Ahiliğin en önemli öğretileri ve kaideleri, Fütüvvetnamelerde geçtiği gibi ticaret ve alış verişte dürüst olmak, kazancında helal yolları tercih etmek, her zaman güvenilir olmak, insanları kandırmamak, hile yapmamak, daima kardeşini, esnaf komşunu koruyup gözetmek vardır.
Yüce Peygamberimiz Hz. Muhammed Mustafa (sav) Medine’de pazar yerinde dolaşırken bir buğday çuvalına dikkat kesilir. Elini çuvala daldırdığında alttaki buğdayların ıslak, üstteki buğdayların kuru olduğunu görür ve satıcıya dönerek hepimiz için şu unutulmaz dersi verir; “Bizi aldatan bizden değildir” Bunun üzerine o kişi özür diler ve hemen ürünü tezgâhtan kaldırır.
Hakikaten İslam, bizlere dürüstlüğü, güvenilir olmayı, adaletten şaşmamayı, helal yoldan üretip kazanmayı öğretir. Öteden beri bu değerlere zaten sahip olan Türk milletinin, Müslümanlığı hemen kabul etmesinde bu değerler önemli bir etkendir. Ahilik sayesinde Anadolu’da ticaret ve zanaat hızla gelişmiştir. Ahilikte ustalar çıraklarına mesleklerini öğretirken sabırlı, hoşgörülü ve merhametlidir. Çıraklar da usta olma yolunda ilerlerken saygıyı, edebi, terbiyeyi asla elden bırakmaz. Yanlış yapan bir esnafın pabucunu dükkânın damına atmak suretiyle uyaran bu teşkilatın tabidir ki pek çok önemli değerleri ve kendine has kuralları vardır.
Kıymetli işverenlerimiz; lütfen çıraklarımıza, kalfalarımıza her şeyden evvel güzel ahlakı, güzel davranmayı, saygılı ve güzel konuşmayı öğretelim. Ufak bir hata yaptı diye hemen sert çıkıp cezalandırmayalım. Çıraklarımız ve kalfalarımız tabiidir ki hata yapabilir, yanlış yapabilir.
“Çıraklığını yapmadığın işin ustası olamazsın!” derler. Aslolan onlara sabır ve şefkatle işi dosdoğru öğretmektir. Bu çocuklar bizim çocuklarımız, bugünün çırakları yarının patronlarıdır. Geleceğin işverenleri olacak olan bu çocuklar şu anda işçi değil, öğrencidir. Sizler onların öğretmenisiniz.

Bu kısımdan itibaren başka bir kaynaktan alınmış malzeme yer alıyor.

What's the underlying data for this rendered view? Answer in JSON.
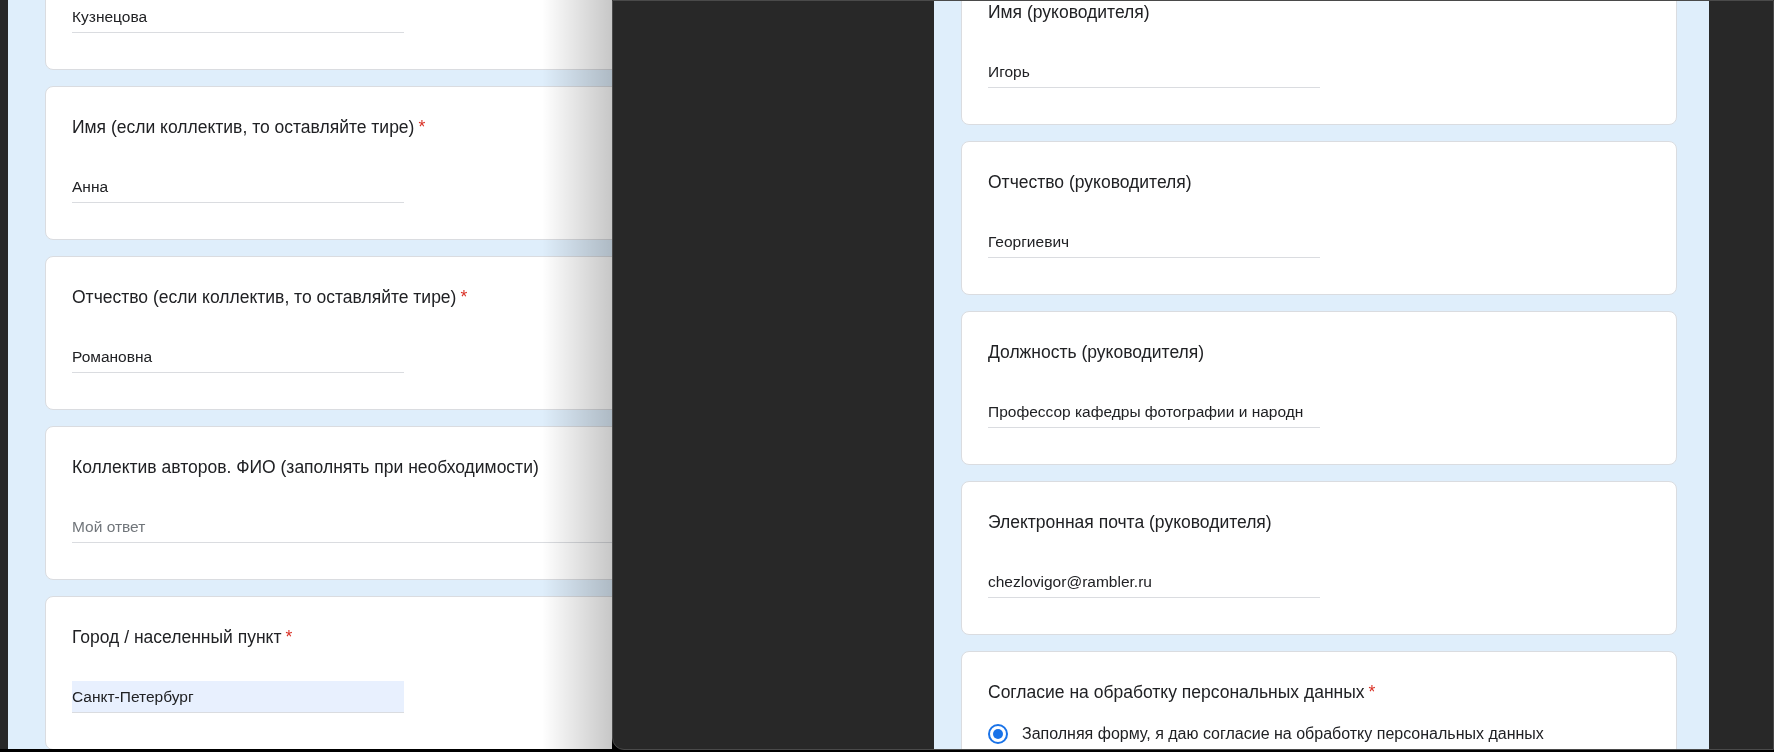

Çalışanın hakkını çalışana tam ve zamanında vermek Ahilik geleneğinin en başta gelen kaidelerindendir. “İşçinin hakkını teri kurumadan veriniz” diyen kutlu bir dinin mensupları olarak bize emanet edilmiş kişilerin hakkını yemeden zamanında vermeliyiz. İş yerimizde temizliği, düzeni, iş sağlığını ve iş güvenliğini sağlamalıyız. Ticaretimizde her zaman helal yoldan kazanmalı, helal olan ürünleri araştırmalıyız. Ekmek yediğimiz işyerimize haramı sokmamalıyız.

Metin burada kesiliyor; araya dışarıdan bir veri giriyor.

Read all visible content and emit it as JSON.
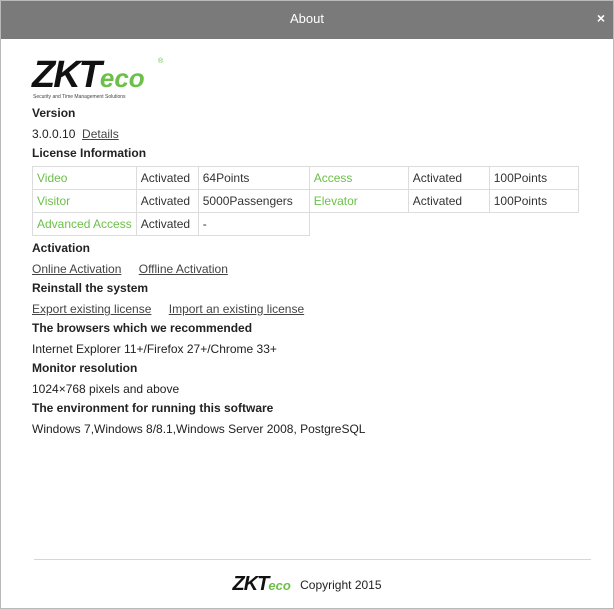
{
  "window": {
    "title": "About",
    "close_symbol": "×"
  },
  "logo": {
    "brand_main": "ZKT",
    "brand_eco": "eco",
    "registered": "®",
    "tagline": "Security and Time Management Solutions"
  },
  "version": {
    "heading": "Version",
    "number": "3.0.0.10",
    "details_link": "Details"
  },
  "license": {
    "heading": "License Information",
    "rows": [
      {
        "left": {
          "feature": "Video",
          "status": "Activated",
          "amount": "64Points"
        },
        "right": {
          "feature": "Access",
          "status": "Activated",
          "amount": "100Points"
        }
      },
      {
        "left": {
          "feature": "Visitor",
          "status": "Activated",
          "amount": "5000Passengers"
        },
        "right": {
          "feature": "Elevator",
          "status": "Activated",
          "amount": "100Points"
        }
      },
      {
        "left": {
          "feature": "Advanced Access",
          "status": "Activated",
          "amount": "-"
        }
      }
    ]
  },
  "activation": {
    "heading": "Activation",
    "online_link": "Online Activation",
    "offline_link": "Offline Activation"
  },
  "reinstall": {
    "heading": "Reinstall the system",
    "export_link": "Export existing license",
    "import_link": "Import an existing license"
  },
  "browsers": {
    "heading": "The browsers which we recommended",
    "text": "Internet Explorer 11+/Firefox 27+/Chrome 33+"
  },
  "monitor": {
    "heading": "Monitor resolution",
    "text": "1024×768 pixels and above"
  },
  "environment": {
    "heading": "The environment for running this software",
    "text": "Windows 7,Windows 8/8.1,Windows Server 2008, PostgreSQL"
  },
  "footer": {
    "brand_main": "ZKT",
    "brand_eco": "eco",
    "copyright": "Copyright 2015"
  },
  "colors": {
    "titlebar": "#7a7a7a",
    "accent_green": "#6cc04a"
  }
}
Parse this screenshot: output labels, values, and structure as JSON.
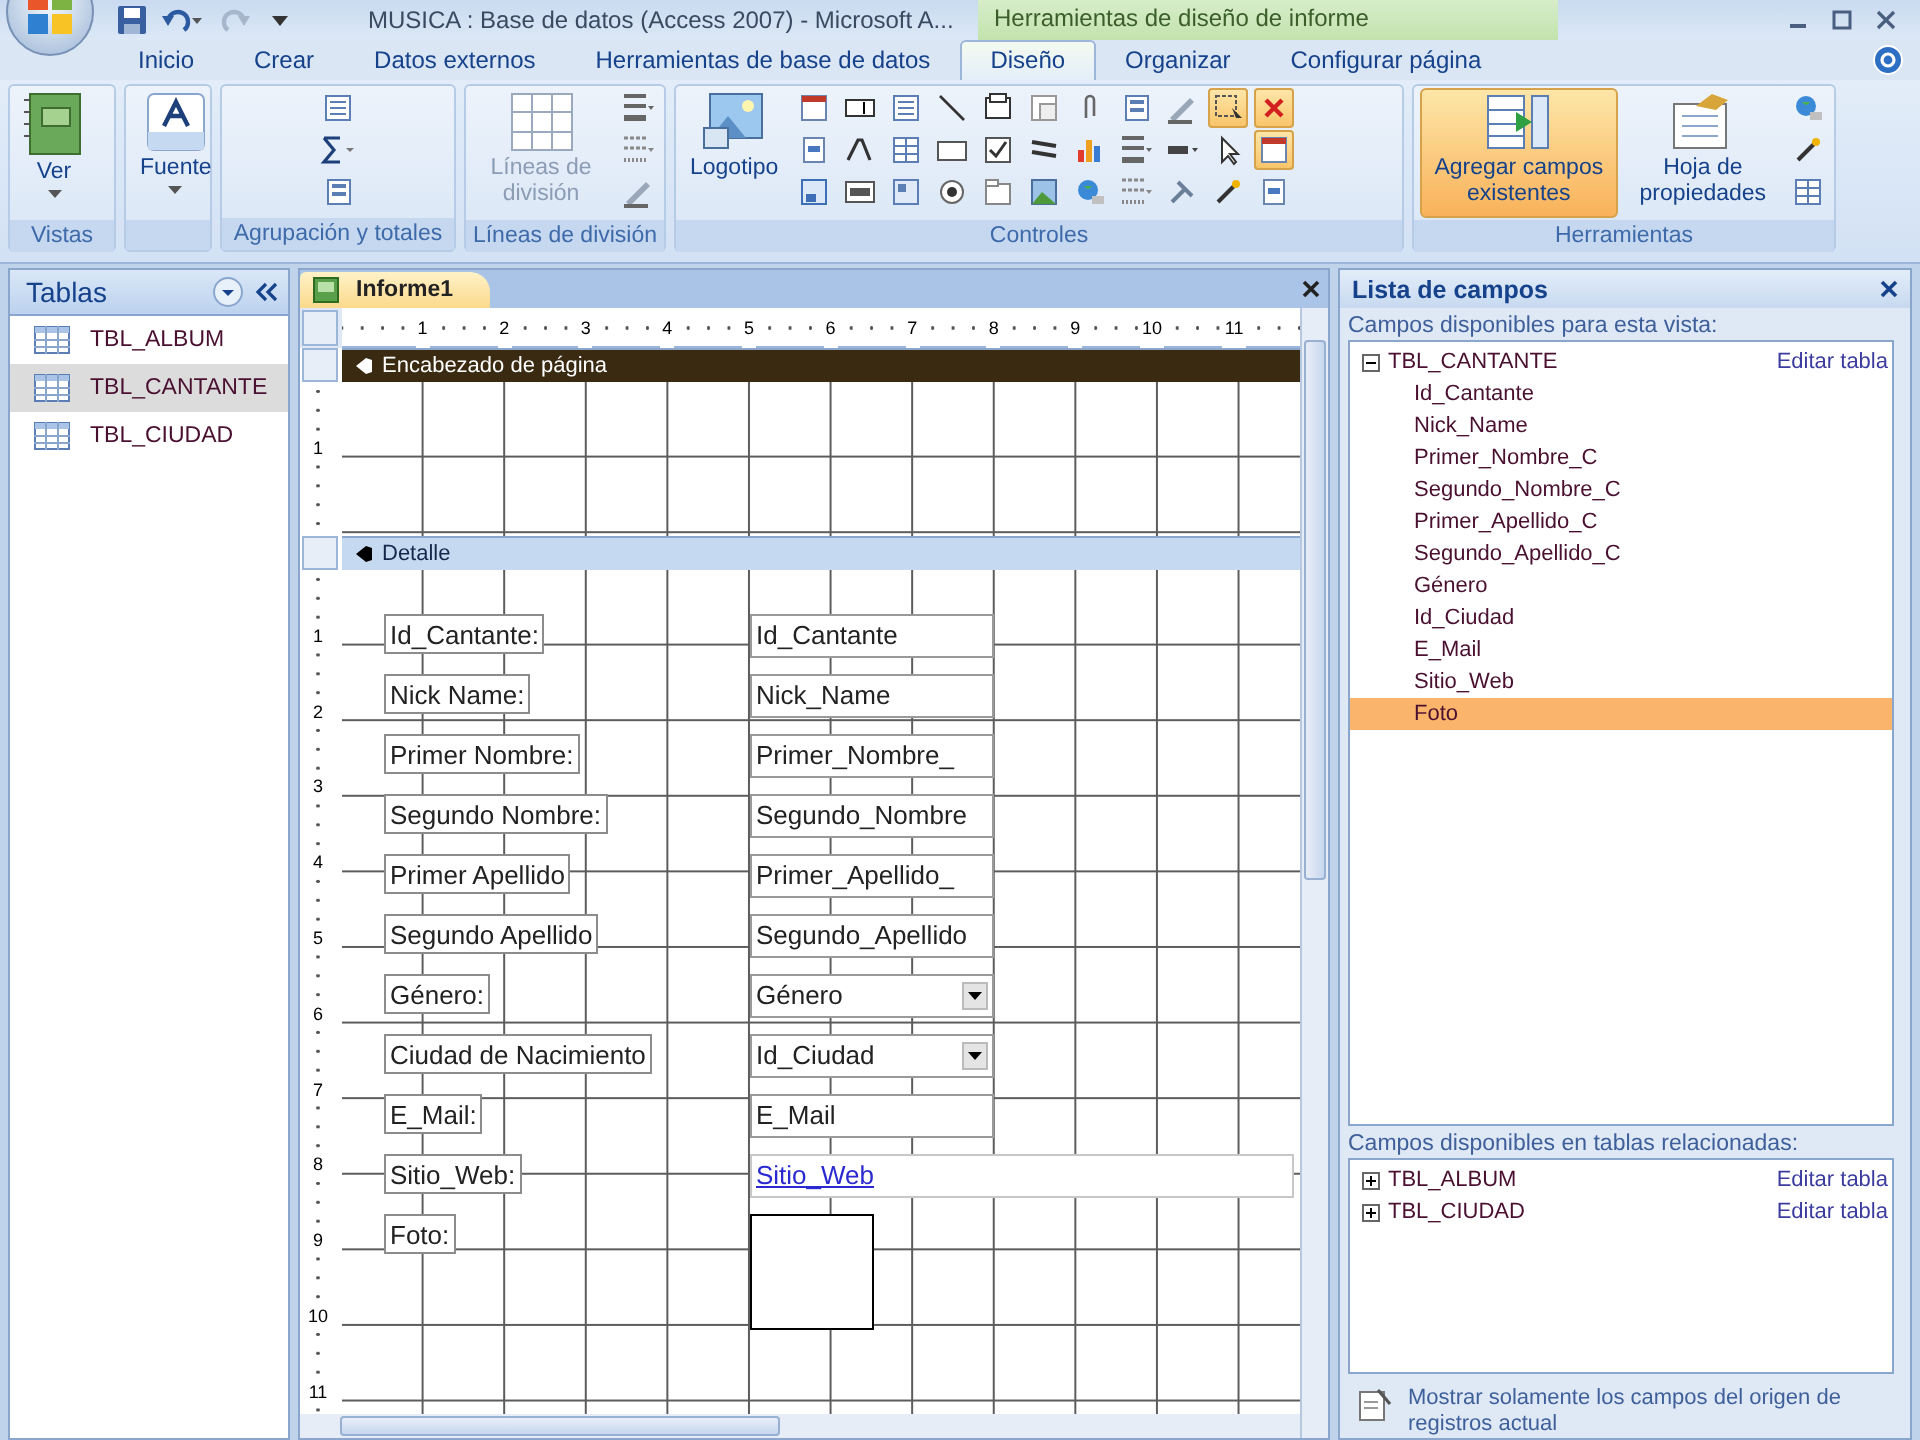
{
  "title_bar": {
    "title": "MUSICA : Base de datos (Access 2007) - Microsoft A...",
    "context_label": "Herramientas de diseño de informe"
  },
  "tabs": [
    {
      "label": "Inicio",
      "selected": false
    },
    {
      "label": "Crear",
      "selected": false
    },
    {
      "label": "Datos externos",
      "selected": false
    },
    {
      "label": "Herramientas de base de datos",
      "selected": false
    },
    {
      "label": "Diseño",
      "selected": true
    },
    {
      "label": "Organizar",
      "selected": false
    },
    {
      "label": "Configurar página",
      "selected": false
    }
  ],
  "ribbon": {
    "groups": [
      {
        "label": "Vistas",
        "buttons": [
          {
            "label": "Ver",
            "selected": false,
            "disabled": false
          }
        ]
      },
      {
        "buttons": [
          {
            "label": "Fuente",
            "selected": false,
            "disabled": false
          }
        ]
      },
      {
        "label": "Agrupación y totales"
      },
      {
        "label": "Líneas de división",
        "buttons": [
          {
            "label": "Líneas de división",
            "selected": false,
            "disabled": true
          }
        ]
      },
      {
        "label": "Controles",
        "buttons": [
          {
            "label": "Logotipo",
            "selected": false,
            "disabled": false
          }
        ],
        "tools": [
          {
            "selected": false
          },
          {
            "selected": false
          },
          {
            "selected": false
          },
          {
            "selected": false
          },
          {
            "selected": false
          },
          {
            "selected": false
          },
          {
            "selected": false
          },
          {
            "selected": false
          },
          {
            "selected": false
          },
          {
            "selected": false
          },
          {
            "selected": false
          },
          {
            "selected": false
          },
          {
            "selected": false
          },
          {
            "selected": false
          },
          {
            "selected": false
          },
          {
            "selected": false
          },
          {
            "selected": false
          },
          {
            "selected": false
          },
          {
            "selected": false
          },
          {
            "selected": false
          },
          {
            "selected": false
          },
          {
            "selected": false
          },
          {
            "selected": false
          },
          {
            "selected": false
          },
          {
            "selected": false
          },
          {
            "selected": false
          },
          {
            "selected": false
          },
          {
            "selected": true
          },
          {
            "selected": false
          },
          {
            "selected": false
          },
          {
            "selected": true
          },
          {
            "selected": true
          },
          {
            "selected": false
          }
        ]
      },
      {
        "label": "Herramientas",
        "buttons": [
          {
            "label": "Agregar campos existentes",
            "selected": true,
            "disabled": false
          },
          {
            "label": "Hoja de propiedades",
            "selected": false,
            "disabled": false
          }
        ]
      }
    ]
  },
  "nav_pane": {
    "title": "Tablas",
    "items": [
      {
        "label": "TBL_ALBUM",
        "selected": false
      },
      {
        "label": "TBL_CANTANTE",
        "selected": true
      },
      {
        "label": "TBL_CIUDAD",
        "selected": false
      }
    ]
  },
  "document": {
    "tab": "Informe1",
    "ruler": [
      "1",
      "2",
      "3",
      "4",
      "5",
      "6",
      "7",
      "8",
      "9",
      "10",
      "11"
    ],
    "sections": [
      {
        "title": "Encabezado de página",
        "selected": true,
        "ruler": [
          "1"
        ]
      },
      {
        "title": "Detalle",
        "selected": false,
        "ruler": [
          "1",
          "2",
          "3",
          "4",
          "5",
          "6",
          "7",
          "8",
          "9",
          "10",
          "11"
        ],
        "controls": [
          {
            "label": "Id_Cantante:",
            "kind": "text",
            "field": "Id_Cantante"
          },
          {
            "label": "Nick Name:",
            "kind": "text",
            "field": "Nick_Name"
          },
          {
            "label": "Primer Nombre:",
            "kind": "text",
            "field": "Primer_Nombre_"
          },
          {
            "label": "Segundo Nombre:",
            "kind": "text",
            "field": "Segundo_Nombre"
          },
          {
            "label": "Primer Apellido",
            "kind": "text",
            "field": "Primer_Apellido_"
          },
          {
            "label": "Segundo Apellido",
            "kind": "text",
            "field": "Segundo_Apellido"
          },
          {
            "label": "Género:",
            "kind": "combo",
            "field": "Género"
          },
          {
            "label": "Ciudad de Nacimiento",
            "kind": "combo",
            "field": "Id_Ciudad"
          },
          {
            "label": "E_Mail:",
            "kind": "text",
            "field": "E_Mail"
          },
          {
            "label": "Sitio_Web:",
            "kind": "link",
            "field": "Sitio_Web"
          },
          {
            "label": "Foto:",
            "kind": "image"
          }
        ]
      }
    ]
  },
  "field_list": {
    "title": "Lista de campos",
    "available_label": "Campos disponibles para esta vista:",
    "tables": [
      {
        "name": "TBL_CANTANTE",
        "expanded": true,
        "action": "Editar tabla",
        "children": [
          {
            "name": "Id_Cantante",
            "selected": false
          },
          {
            "name": "Nick_Name",
            "selected": false
          },
          {
            "name": "Primer_Nombre_C",
            "selected": false
          },
          {
            "name": "Segundo_Nombre_C",
            "selected": false
          },
          {
            "name": "Primer_Apellido_C",
            "selected": false
          },
          {
            "name": "Segundo_Apellido_C",
            "selected": false
          },
          {
            "name": "Género",
            "selected": false
          },
          {
            "name": "Id_Ciudad",
            "selected": false
          },
          {
            "name": "E_Mail",
            "selected": false
          },
          {
            "name": "Sitio_Web",
            "selected": false
          },
          {
            "name": "Foto",
            "selected": true
          }
        ]
      }
    ],
    "related_label": "Campos disponibles en tablas relacionadas:",
    "related_tables": [
      {
        "name": "TBL_ALBUM",
        "expanded": false,
        "action": "Editar tabla"
      },
      {
        "name": "TBL_CIUDAD",
        "expanded": false,
        "action": "Editar tabla"
      }
    ],
    "footer": "Mostrar solamente los campos del origen de registros actual"
  }
}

Ahilikte bir zanaatkâr için, kendi el emeği, alın teri ile ürettiği ürünlerinden daha değerli bir şey yoktur. Fakire, muhtaca yardımcı olmanın adıdır Ahilik. Veremeyene verebileceği bir müddeti kolaylaştırmaktır. “Veren el alan elden üstündür” der Peygamberimiz. O halde hep alan el değil, veren el de olmak gerektir.

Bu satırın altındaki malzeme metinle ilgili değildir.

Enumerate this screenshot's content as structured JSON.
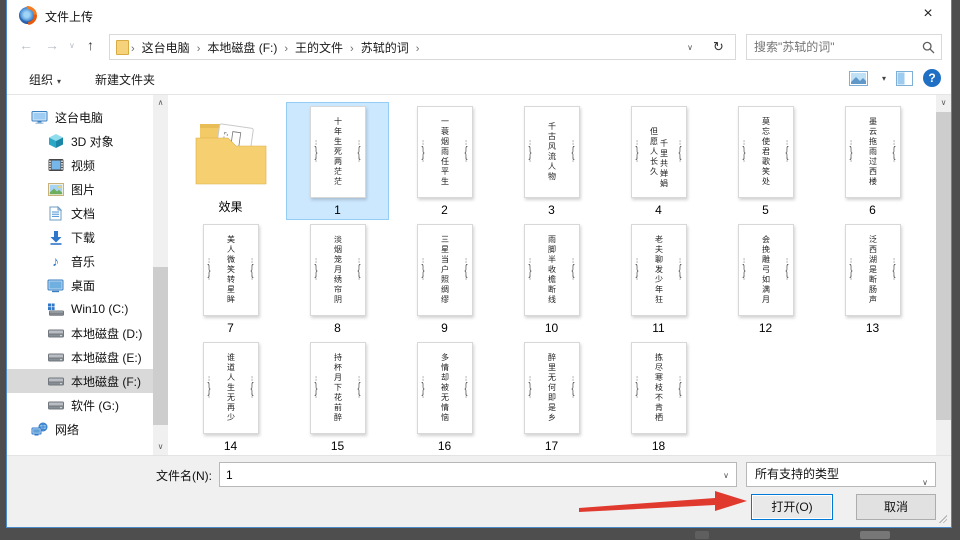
{
  "window": {
    "title": "文件上传",
    "close_glyph": "×"
  },
  "nav": {
    "back_glyph": "←",
    "forward_glyph": "→",
    "dropdown_glyph": "∨",
    "up_glyph": "↑",
    "refresh_glyph": "↻",
    "separator_glyph": "›",
    "breadcrumb": [
      "这台电脑",
      "本地磁盘 (F:)",
      "王的文件",
      "苏轼的词"
    ],
    "search_placeholder": "搜索\"苏轼的词\""
  },
  "toolbar": {
    "organize_label": "组织",
    "organize_caret": "▾",
    "new_folder_label": "新建文件夹",
    "help_glyph": "?"
  },
  "sidebar": {
    "items": [
      {
        "label": "这台电脑",
        "icon": "computer",
        "indent": 0
      },
      {
        "label": "3D 对象",
        "icon": "cube-3d",
        "indent": 1
      },
      {
        "label": "视频",
        "icon": "videos",
        "indent": 1
      },
      {
        "label": "图片",
        "icon": "pictures",
        "indent": 1
      },
      {
        "label": "文档",
        "icon": "documents",
        "indent": 1
      },
      {
        "label": "下载",
        "icon": "downloads",
        "indent": 1
      },
      {
        "label": "音乐",
        "icon": "music",
        "indent": 1
      },
      {
        "label": "桌面",
        "icon": "desktop",
        "indent": 1
      },
      {
        "label": "Win10 (C:)",
        "icon": "drive-win",
        "indent": 1
      },
      {
        "label": "本地磁盘 (D:)",
        "icon": "drive",
        "indent": 1
      },
      {
        "label": "本地磁盘 (E:)",
        "icon": "drive",
        "indent": 1
      },
      {
        "label": "本地磁盘 (F:)",
        "icon": "drive",
        "indent": 1,
        "selected": true
      },
      {
        "label": "软件 (G:)",
        "icon": "drive",
        "indent": 1
      },
      {
        "label": "网络",
        "icon": "network",
        "indent": 0
      }
    ],
    "scroll_up_glyph": "∧",
    "scroll_down_glyph": "∨"
  },
  "files": {
    "folder": {
      "name": "效果"
    },
    "ornament": {
      "dash": "¦",
      "left_brace": "}",
      "right_brace": "{"
    },
    "items": [
      {
        "name": "1",
        "text": "十年生死两茫茫",
        "selected": true
      },
      {
        "name": "2",
        "text": "一蓑烟雨任平生"
      },
      {
        "name": "3",
        "text": "千古风流人物"
      },
      {
        "name": "4",
        "text": "但愿人长久",
        "text2": "千里共婵娟"
      },
      {
        "name": "5",
        "text": "莫忘使君歌笑处"
      },
      {
        "name": "6",
        "text": "墨云拖雨过西楼"
      },
      {
        "name": "7",
        "text": "美人微笑转星眸"
      },
      {
        "name": "8",
        "text": "淡烟笼月绣帘阴"
      },
      {
        "name": "9",
        "text": "三星当户照绸缪"
      },
      {
        "name": "10",
        "text": "雨脚半收檐断线"
      },
      {
        "name": "11",
        "text": "老夫聊发少年狂"
      },
      {
        "name": "12",
        "text": "会挽雕弓如满月"
      },
      {
        "name": "13",
        "text": "泛西湖是断肠声"
      },
      {
        "name": "14",
        "text": "谁道人生无再少"
      },
      {
        "name": "15",
        "text": "持杯月下花前醉"
      },
      {
        "name": "16",
        "text": "多情却被无情恼"
      },
      {
        "name": "17",
        "text": "醉里无何即是乡"
      },
      {
        "name": "18",
        "text": "拣尽寒枝不肯栖"
      }
    ]
  },
  "footer": {
    "filename_label": "文件名(N):",
    "filename_value": "1",
    "filetype_value": "所有支持的类型",
    "open_label": "打开(O)",
    "cancel_label": "取消",
    "chevron_glyph": "∨"
  }
}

Sözlerimi Ahilik kültürünün şu güzel öğretileri ile bitirmek istiyorum;
Elin, Kapın ve Sofran Açık,
Gözün, Dilin ve Belin Kapalı Olsun,
İyi Huylu ve Güzel Ahlâklı Ol,
İşinde ve Hayatında, Kin, Çekememezlik ve Dedikodudan Kaçın,
Ahdinde, Sözünde ve Sevginde Vefalı Ol,
Gözün, Gönlün ve Kalbin Tok Olsun.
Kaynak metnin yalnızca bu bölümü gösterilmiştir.